The first interaction I remember with Doug was soon after meeting Jay when I started as a system tester. I found a problem in one of his programs. Renae Bell, the other system tester with whom I shared an office in Sacramento, told me to call him. I underwent the same initiation many others did through the years when I wondered if it was right to call and tell a partner – in the very real sense an owner of the firm – I had found a bug and he needed to fix it.

Doug was perhaps the most unassuming partner anyone had ever met. I remember him taking assignments to fix problems from people brand new to a project or even the company. His response was even more unexpected for some because of the stories about him they heard before having to call him.

One of the great stories was about Doug finding a bug in the COBOL complier while working in Alaska. I have heard Rick repeat the story a number of times. It seems the system was in construction, but a new version of the compiler was needed to overcome a technical limit of the old compiler. When the new compiler was installed, a new problem showed up. Rick remembers going to the office on the weekend, and seeing Doug surrounded by stacks and stacks of printouts from a computer dump, a listing of all the ones and zeros in computer memory at some particular point in time. Doug showed him he found a series of them that were causing the problem, traced them to the place in the compiler that had put them there, modified the IBM compiler using a utility called Zap that actually allows inserting a different sequences of ones and zeros into any file including the IBM COBOL compiler, and sent a printout of the code in error and his correction to IBM.


 

In the early days of SAFR most of the defects showed up as system abends, short for abnormal end. If you have experience with the blue screen of death on a Windows platform, you have seen an abend. To many programmers an abend is an extremely bad thing, something that means things went catastrophically wrong.

The truth of the matter is abends in SAFR processes on mainframes rarely affect anything adversely. The blue screen of death is an abend in the operating system, and can mean one has lost data and rebooting can be annoying. That is very different than an abend in a single application, like Excel. I have not seen an abend in the operating system on the mainframe. And because the vast majority of SAFR processes do not perform any updates, the effect of an abend is that Scan Engine simply has to be restarted.

When dealing in the world of high performance computing, the cost of the niceties of controlling all the potential problems becomes simply too expensive. Allowing the operating system to trap certain types of errors is a very efficient approach to the problem. CPU cycles are not spent trying to prevent errors when in fact if an error occurs the process has to be restarted anyway.

Quick Review

But first let’s review our computer and business meeting analogy of Computers. Each execution of a program is like a meeting in a conference room. Memory is like the whiteboard, and disk storage is like a meeting minute binder. The processors or CPUs are like the people in the room. Now, we’ll need a bit more detail, so let’s enhance this analogy a bit to explain registers and the operating system.

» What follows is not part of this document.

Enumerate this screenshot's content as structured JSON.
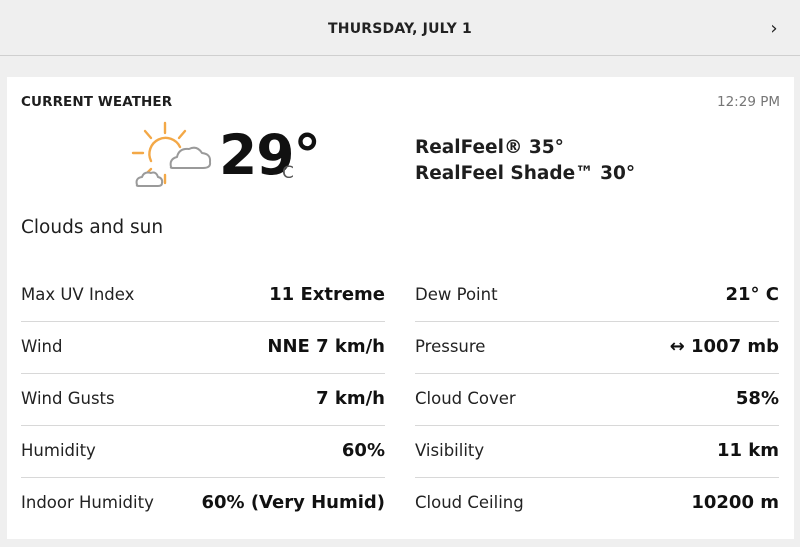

The eyes of the people in the meeting, our processors, need to be looking at the data on the white board before doing something with that data. The “eyes” of the computer are called registers. Just like people have two eyes, computers have multiple registers. In fact, just as some people in the room are better at math than others, some registers have special capabilities for particular types of functions. But in all cases the registers must be “looking” at the data to be acted upon by the computer in order for the computer to work.1

There is typically a person responsible for the meeting, the chair. This person follows an agenda or perhaps better, our very detailed set of procedures to conduct the meeting – the computer program. In our example here the procedures are the computer program GVBMR95. The procedures (computer programs) are kept in a separate binder from the minutes of the meeting. Similar to data from the “meeting minutes” binder, the procedures must also be transferred onto the white board in order to be read by the chair of the meeting. The “eyes” of the processor reading this program is a special register called the Program Status Word, or PSW.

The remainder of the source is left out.